Histological preservation of retinas after 9 months of treatment with AAV-RS301. (A) Semithin sections were imaged 9 months postinjection. Left: Image of a retina from a P23H transgenic eye treated with AAV-GFP. In accordance with the in vivo image from SD-OCT, the image reveals a thin ONL (five or six rows of nuclei, with numerous gaps). This image also reveals shortened rod outer segments (OS). Scale bar: 30 μm.
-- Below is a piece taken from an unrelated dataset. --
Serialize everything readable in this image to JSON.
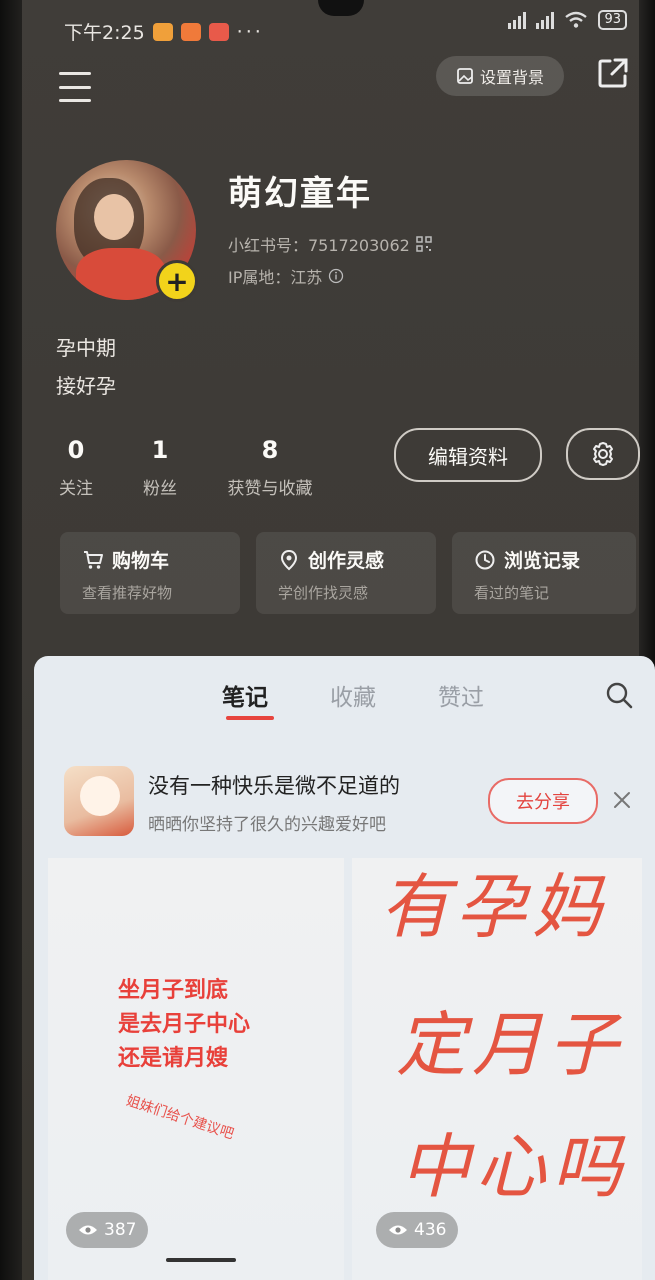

Right: In eyes treated with AAV-RS301, retinal structure was well preserved with a thicker whole retina, ONL, and OS. (B) The contour lengths of outer segments analyzed at 10 positions across the retina revealed longer outer segments at each position analyzed (S, superior hemisphere; I, inferior hemisphere). In five superior locations near the optic nerve head and five inferior locations, the differences between control treated and RS301-treated eyes were significantly different (n=4; *p<0.05, **p<0.005). (C) OS length was analyzed in whole superior area, whole inferior area, and whole retina including both superior and inferior areas to determine the overall length of OSs (n=4; **p<0.005). ONH, optic nerve head.